Après le portrait de deux éducateurs de jeunes enfants et d'un éducateur spécialisé, nous sommes partis à la rencontre de Emilie Caron-Lambert qui se destine à devenir assistante sociale. Son itinéraire n'est pas commun puisqu'elle a commencé par un BEP sanitaire et social. Pour Emilie, être AS, c'est permettre aux gens de changer un peu leur vie, à défaut de changer le monde.

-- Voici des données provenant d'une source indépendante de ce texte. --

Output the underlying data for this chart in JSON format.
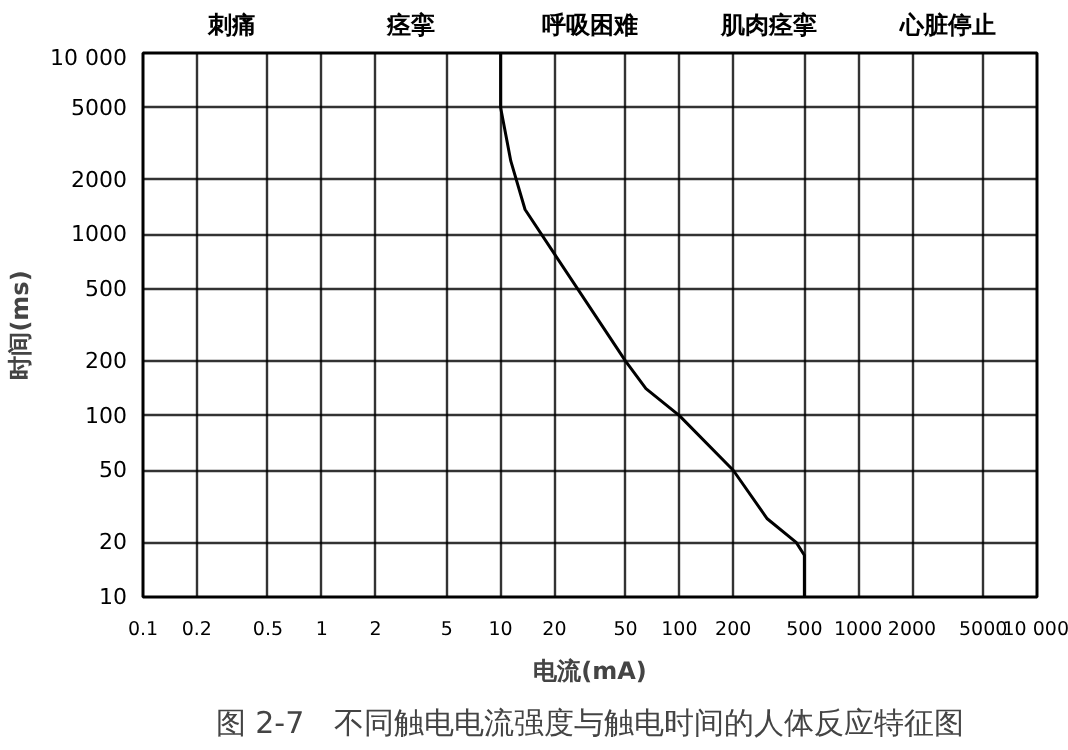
{
  "chart_data": {
    "type": "line",
    "title": "图 2-7　不同触电电流强度与触电时间的人体反应特征图",
    "xlabel": "电流(mA)",
    "ylabel": "时间(ms)",
    "log": "xy",
    "xlim": [
      0.1,
      10000
    ],
    "ylim": [
      10,
      10000
    ],
    "xticks": [
      0.1,
      0.2,
      0.5,
      1,
      2,
      5,
      10,
      20,
      50,
      100,
      200,
      500,
      1000,
      2000,
      5000,
      {
        "value": 10000,
        "label": "10 000"
      }
    ],
    "yticks": [
      10,
      20,
      50,
      100,
      200,
      500,
      1000,
      2000,
      5000,
      {
        "value": 10000,
        "label": "10 000"
      }
    ],
    "grid": true,
    "series": [
      {
        "color": "#000000",
        "x": [
          10,
          10,
          11.4,
          13.7,
          20,
          50,
          65,
          100,
          200,
          310,
          450,
          500,
          500
        ],
        "values": [
          10000,
          5000,
          2540,
          1370,
          780,
          200,
          141,
          100,
          50,
          27,
          20,
          17,
          10
        ]
      }
    ],
    "annotations": [
      "刺痛",
      "痉挛",
      "呼吸困难",
      "肌肉痉挛",
      "心脏停止"
    ]
  }
}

Le rendez-vous avait été donné à l'hôpital René Dubos, à Pontoise (Val d'Oise) où Emilie Caron-Lambert a commencé depuis peu de temps son long stage de troisième année. Elle a à peine terminé une réunion d'équipe avec les assistantes sociales de l'hôpital qu'elle enchaîne avec tsa. Il faut dire qu'Emilie n'est pas du genre à avoir les deux pieds dans le même sabot. Elle fonce depuis qu'elle sait ce qu'elle veut faire : être assistante sociale.

 

Animatrice, infirmière, EJE ?

Sur le papier, il n'était pas écrit qu'elle devienne AS. Originaire de l'Oise, elle avait suivi un BEP sanitaire et social, puis un bac technologique ST2S (sanitaire et social). "Je ne me serais pas vu suivre des études générales", dit-elle sans plus d'explication. L'été, cette titulaire du Bafa est animatrice, et ce six années consécutives. En faire son métier ? "J'aimais bien ce que je faisais, mais je ne me voyais pas le faire au quotidien. " Infirmière alors ? "Je souhaitais avoir du temps pour m'occuper des gens et ne pas être seulement dans le soin." Pourquoi ne pas s'occuper d'enfants, par exemple comme EJE ? "J'ai réalisé un stage dans une crèche. J'avais le sentiment d'une confusion avec le métier d'auxiliaire de puériculture. Et puis, je craignais d'être lassée par le côté répétitif du métier."

 

Aider les gens à aller mieux

Finalement, c'est une... infirmière qui lui donne la bonne idée en lui parlant du métier d'assistante sociale. Elle a un coup de foudre pour celui-ci. Pourquoi ? C'est toujours compliqué d'expliquer comment naît une passion ; c'est tellement intime. On dira (et elle l'explique dans la vidéo) qu'Emilie ne se satisfait pas de la marche du monde ; qu'elle a envie de mettre la main à la pâte pour le changer. Depuis qu'elle a entrepris sa formation, elle a compris que les assistants de service social ne changent pas le monde avec leurs petits bras et leur énergie. Elle est cependant convaincue que travailler avec et auprès des gens en difficulté peut les aider à aller mieux.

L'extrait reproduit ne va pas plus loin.